Without spoiling anything, Ma and Jack do end up escaping, and the challenges they face returning (and first entering) the real, outside world provide some of the most intense, riveting, and elegant scenes in a film I have seen in quite some time.
The film moves at a pace that allows the audience to experience Ma and Jack's struggles as if they were close friends. They become people we truly feel and care about, people we root for. We hope they will experience all of the gifts life has to offer without continually being cast away from the real world.
In a year of extraordinary performances given by women, Brie Larson's is the absolute best. She is the next big thing (watch out, Jennifer Lawrence). You almost have to wonder if Jack is her real son. That is how realistic and brutally honest her performance is. I have seen her give terrific performances in the painfully underrated Showtime series "United States of Tara" and this summer's hit "Trainwreck," but nothing she has done previously even comes close to her work in "Room." I am in awe of her. My only question is this: when will we see her next? I consider her a shoo-in to win the Best Actress Oscar this year.

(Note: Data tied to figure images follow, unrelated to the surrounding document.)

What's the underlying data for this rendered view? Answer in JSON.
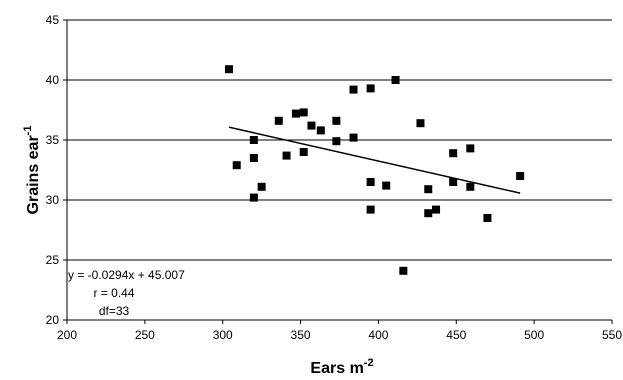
{
  "chart_data": {
    "type": "scatter",
    "title": "",
    "xlabel": "Ears m",
    "xlabel_superscript": "-2",
    "ylabel": "Grains ear",
    "ylabel_superscript": "-1",
    "xlim": [
      200,
      550
    ],
    "ylim": [
      20,
      45
    ],
    "xticks": [
      200,
      250,
      300,
      350,
      400,
      450,
      500,
      550
    ],
    "yticks": [
      20,
      25,
      30,
      35,
      40,
      45
    ],
    "xtick_labels": [
      "200",
      "250",
      "300",
      "350",
      "400",
      "450",
      "500",
      "550"
    ],
    "ytick_labels": [
      "20",
      "25",
      "30",
      "35",
      "40",
      "45"
    ],
    "grid": "horizontal",
    "legend": "none",
    "marker": "square",
    "marker_color": "#000000",
    "points": [
      {
        "x": 304,
        "y": 40.9
      },
      {
        "x": 309,
        "y": 32.9
      },
      {
        "x": 320,
        "y": 35.0
      },
      {
        "x": 320,
        "y": 33.5
      },
      {
        "x": 320,
        "y": 30.2
      },
      {
        "x": 325,
        "y": 31.1
      },
      {
        "x": 336,
        "y": 36.6
      },
      {
        "x": 341,
        "y": 33.7
      },
      {
        "x": 347,
        "y": 37.2
      },
      {
        "x": 352,
        "y": 37.3
      },
      {
        "x": 352,
        "y": 34.0
      },
      {
        "x": 357,
        "y": 36.2
      },
      {
        "x": 363,
        "y": 35.8
      },
      {
        "x": 373,
        "y": 36.6
      },
      {
        "x": 373,
        "y": 34.9
      },
      {
        "x": 384,
        "y": 39.2
      },
      {
        "x": 384,
        "y": 35.2
      },
      {
        "x": 395,
        "y": 39.3
      },
      {
        "x": 395,
        "y": 31.5
      },
      {
        "x": 395,
        "y": 29.2
      },
      {
        "x": 405,
        "y": 31.2
      },
      {
        "x": 411,
        "y": 40.0
      },
      {
        "x": 416,
        "y": 24.1
      },
      {
        "x": 427,
        "y": 36.4
      },
      {
        "x": 432,
        "y": 30.9
      },
      {
        "x": 432,
        "y": 28.9
      },
      {
        "x": 437,
        "y": 29.2
      },
      {
        "x": 448,
        "y": 33.9
      },
      {
        "x": 448,
        "y": 31.5
      },
      {
        "x": 459,
        "y": 34.3
      },
      {
        "x": 459,
        "y": 31.1
      },
      {
        "x": 470,
        "y": 28.5
      },
      {
        "x": 491,
        "y": 32.0
      }
    ],
    "trendline": {
      "type": "linear",
      "slope": -0.0294,
      "intercept": 45.007,
      "x_start": 304,
      "x_end": 491,
      "color": "#000000"
    },
    "annotations": [
      "y = -0.0294x + 45.007",
      "r = 0.44",
      "df=33"
    ]
  }
}
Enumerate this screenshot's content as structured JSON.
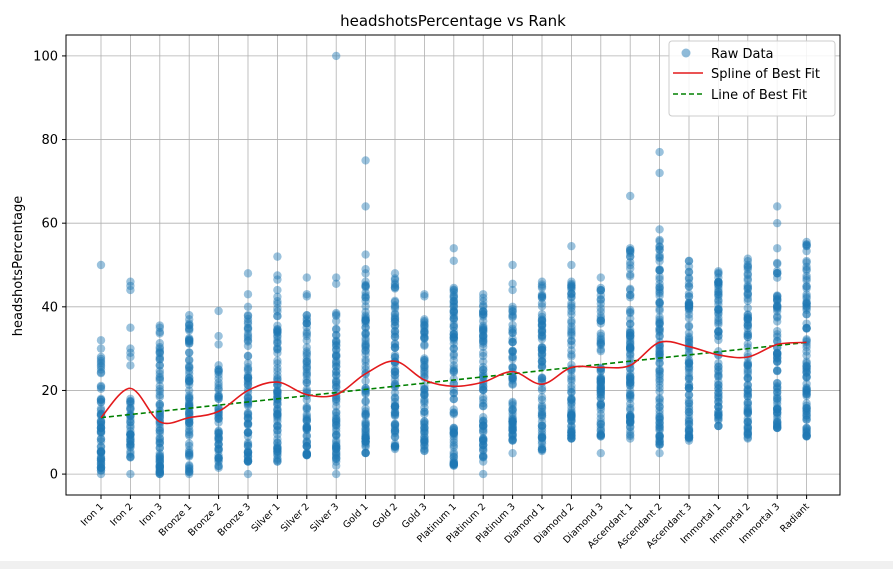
{
  "chart_data": {
    "type": "scatter",
    "title": "headshotsPercentage vs Rank",
    "xlabel": "",
    "ylabel": "headshotsPercentage",
    "ylim": [
      -5,
      105
    ],
    "yticks": [
      0,
      20,
      40,
      60,
      80,
      100
    ],
    "grid": true,
    "legend_position": "top-right",
    "categories": [
      "Iron 1",
      "Iron 2",
      "Iron 3",
      "Bronze 1",
      "Bronze 2",
      "Bronze 3",
      "Silver 1",
      "Silver 2",
      "Silver 3",
      "Gold 1",
      "Gold 2",
      "Gold 3",
      "Platinum 1",
      "Platinum 2",
      "Platinum 3",
      "Diamond 1",
      "Diamond 2",
      "Diamond 3",
      "Ascendant 1",
      "Ascendant 2",
      "Ascendant 3",
      "Immortal 1",
      "Immortal 2",
      "Immortal 3",
      "Radiant"
    ],
    "colors": {
      "raw": "#1f77b4",
      "spline": "#e31a1c",
      "line": "#008000",
      "grid": "#b0b0b0"
    },
    "series": [
      {
        "name": "Raw Data",
        "kind": "scatter",
        "points": [
          {
            "rank": 0,
            "range": [
              0,
              28
            ],
            "outliers": [
              50,
              32,
              30,
              25
            ]
          },
          {
            "rank": 1,
            "range": [
              4,
              18
            ],
            "outliers": [
              46,
              45,
              44,
              35,
              30,
              29,
              28,
              26,
              0
            ]
          },
          {
            "rank": 2,
            "range": [
              0,
              34
            ],
            "outliers": [
              35.5,
              35
            ]
          },
          {
            "rank": 3,
            "range": [
              0,
              36
            ],
            "outliers": [
              38,
              37
            ]
          },
          {
            "rank": 4,
            "range": [
              1.5,
              26
            ],
            "outliers": [
              39,
              33,
              31
            ]
          },
          {
            "rank": 5,
            "range": [
              3,
              38
            ],
            "outliers": [
              48,
              43,
              40,
              0
            ]
          },
          {
            "rank": 6,
            "range": [
              3,
              44
            ],
            "outliers": [
              52,
              47.5,
              46.5
            ]
          },
          {
            "rank": 7,
            "range": [
              4.5,
              38
            ],
            "outliers": [
              47,
              43,
              42.5
            ]
          },
          {
            "rank": 8,
            "range": [
              2,
              38.5
            ],
            "outliers": [
              100,
              47,
              45.5,
              0
            ]
          },
          {
            "rank": 9,
            "range": [
              5,
              46
            ],
            "outliers": [
              75,
              64,
              52.5,
              49,
              48
            ]
          },
          {
            "rank": 10,
            "range": [
              6,
              48
            ],
            "outliers": []
          },
          {
            "rank": 11,
            "range": [
              5.5,
              37
            ],
            "outliers": [
              43,
              42.5
            ]
          },
          {
            "rank": 12,
            "range": [
              2,
              44.5
            ],
            "outliers": [
              54,
              51
            ]
          },
          {
            "rank": 13,
            "range": [
              4,
              43
            ],
            "outliers": [
              3,
              0
            ]
          },
          {
            "rank": 14,
            "range": [
              8,
              40
            ],
            "outliers": [
              50,
              45.5,
              44,
              5
            ]
          },
          {
            "rank": 15,
            "range": [
              5.5,
              46
            ],
            "outliers": []
          },
          {
            "rank": 16,
            "range": [
              8.5,
              46
            ],
            "outliers": [
              54.5,
              50,
              45,
              43
            ]
          },
          {
            "rank": 17,
            "range": [
              9,
              44.5
            ],
            "outliers": [
              47,
              5
            ]
          },
          {
            "rank": 18,
            "range": [
              8.5,
              54
            ],
            "outliers": [
              66.5,
              52
            ]
          },
          {
            "rank": 19,
            "range": [
              7,
              56
            ],
            "outliers": [
              77,
              72,
              58.5,
              9,
              5
            ]
          },
          {
            "rank": 20,
            "range": [
              8,
              51
            ],
            "outliers": [
              12.5,
              12
            ]
          },
          {
            "rank": 21,
            "range": [
              11.5,
              48.5
            ],
            "outliers": [
              47
            ]
          },
          {
            "rank": 22,
            "range": [
              8.5,
              51.5
            ],
            "outliers": [
              50
            ]
          },
          {
            "rank": 23,
            "range": [
              11,
              50.5
            ],
            "outliers": [
              64,
              60,
              54
            ]
          },
          {
            "rank": 24,
            "range": [
              9,
              55.5
            ],
            "outliers": [
              54.5
            ]
          }
        ]
      },
      {
        "name": "Spline of Best Fit",
        "kind": "spline",
        "values": [
          13.5,
          20.5,
          12.5,
          13.5,
          15,
          20,
          22,
          19,
          19,
          24,
          27,
          22.5,
          21,
          22,
          24.5,
          21.5,
          25.5,
          25.5,
          26,
          31.5,
          30.5,
          28.5,
          28,
          31,
          31.5
        ]
      },
      {
        "name": "Line of Best Fit",
        "kind": "line",
        "start": 13.5,
        "end": 31.5
      }
    ]
  }
}
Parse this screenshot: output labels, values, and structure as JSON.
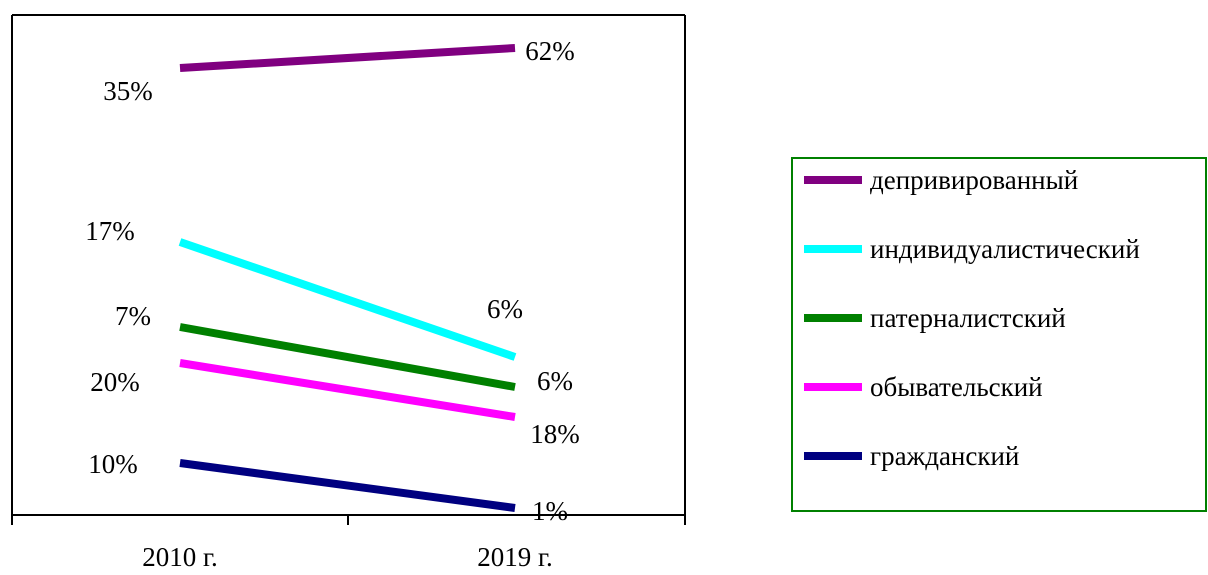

Let's also give it up to Jacob Tremblay, a truly gifted young actor. There is a moment in the film where Jack sees the sky for the first time. The look on Tremblay's face is so powerful, it brought tears to my eyes. This kid has what it takes to deliver a solid, convincing performance. Expect great things from him in the future.
"Room" is not always the easiest film to watch, especially if you are a parent, which I am. It is so authentic and disturbing at times, yet it is so brilliant, you can't take your eyes off of it. It is one of the year's absolute best films, certainly in my top five as of 12/25/2015. Watch out for it at the Oscars.